WALZAK: The Consumer Financial Protection Bureau has no Congressional oversight. It can kind of do what it is going to do. The QM requirement has a $100,000 for each mistake you make, and what's to stop somebody three years down the road who is being foreclosed on from saying, “You knew I couldn't make the payment. How could you give me that loan?”
KLADDE: Therein lies the rub. How much can technology do? It needs to be supported by state and local governments, only if they buy into the notion that this fixes the problem.
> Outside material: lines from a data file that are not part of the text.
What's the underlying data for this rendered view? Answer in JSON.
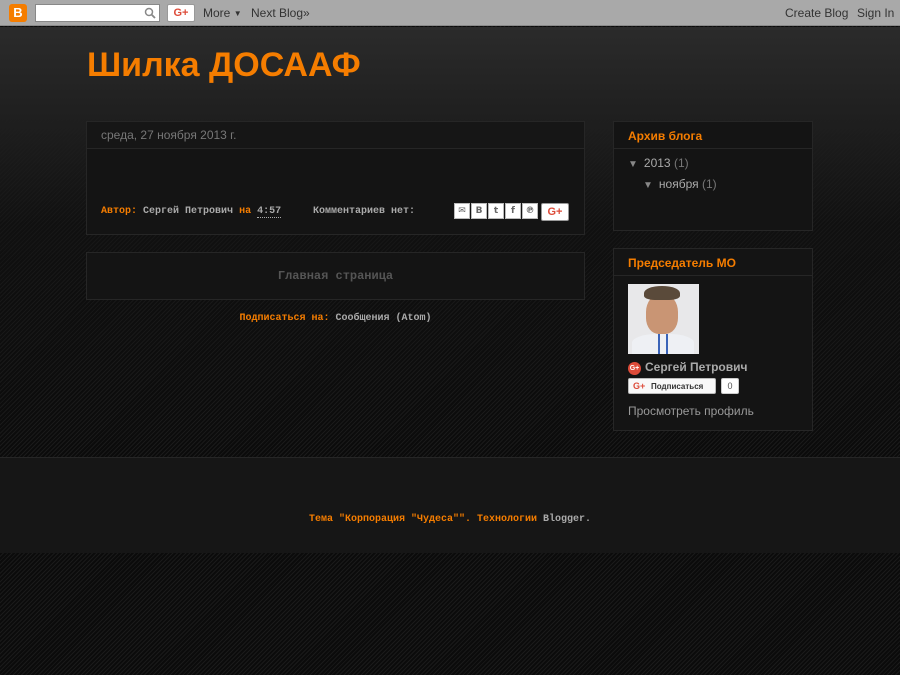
{
  "navbar": {
    "logo_letter": "B",
    "search_placeholder": "",
    "gplus_label": "G+",
    "more_label": "More",
    "next_blog_label": "Next Blog»",
    "create_blog_label": "Create Blog",
    "sign_in_label": "Sign In"
  },
  "blog": {
    "title": "Шилка ДОСААФ"
  },
  "post": {
    "date": "среда, 27 ноября 2013 г.",
    "author_prefix": "Автор:",
    "author": "Сергей Петрович",
    "at_word": "на",
    "time": "4:57",
    "comments": "Комментариев нет:",
    "share_icons": [
      "mail-icon",
      "blogger-icon",
      "twitter-icon",
      "facebook-icon",
      "pinterest-icon"
    ],
    "share_gplus": "G+"
  },
  "home": {
    "label": "Главная страница"
  },
  "subscribe": {
    "prefix": "Подписаться на:",
    "link": "Сообщения (Atom)"
  },
  "archive": {
    "title": "Архив блога",
    "items": [
      {
        "label": "2013",
        "count": "(1)"
      },
      {
        "label": "ноября",
        "count": "(1)"
      }
    ]
  },
  "profile": {
    "title": "Председатель МО",
    "name": "Сергей Петрович",
    "follow_label": "Подписаться",
    "follow_count": "0",
    "view_profile": "Просмотреть профиль"
  },
  "footer": {
    "theme_text": "Тема \"Корпорация \"Чудеса\"\". Технологии",
    "blogger_link": "Blogger",
    "end": "."
  },
  "colors": {
    "accent": "#f57d00",
    "background": "#0d0d0d",
    "panel": "#141414"
  }
}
JACOBS: It goes back to trust. Are the local governments trusting of our industry? Not really. But is our industry trusting of our own technology? I think the answer is no. With the changes in the [Good Faith Estimate] in 2010, everyone created departments to order appraisals to make sure we didn't order them too early and to create upfront disclosures to make certain we didn't get outside of our tolerances. How many of these departments have been dismantled in favor of technology to control that—not many. Why not? The people I talk to don't trust the technology to control those areas.
WALZAK: The next generations (of consumers) are much more trusting of technology, it is part and parcel of what they do every day. When I started in this business, technology was an electric typewriter. Is that why we don't trust it, because we've grown up with it and seen some of the problems? Or is there some other reason?
JACOBS: I think it is because too much of what we call our technology is an electric typewriter. I think that we have a nice wrapper on basic functions and it doesn't do everything we want or need it to do.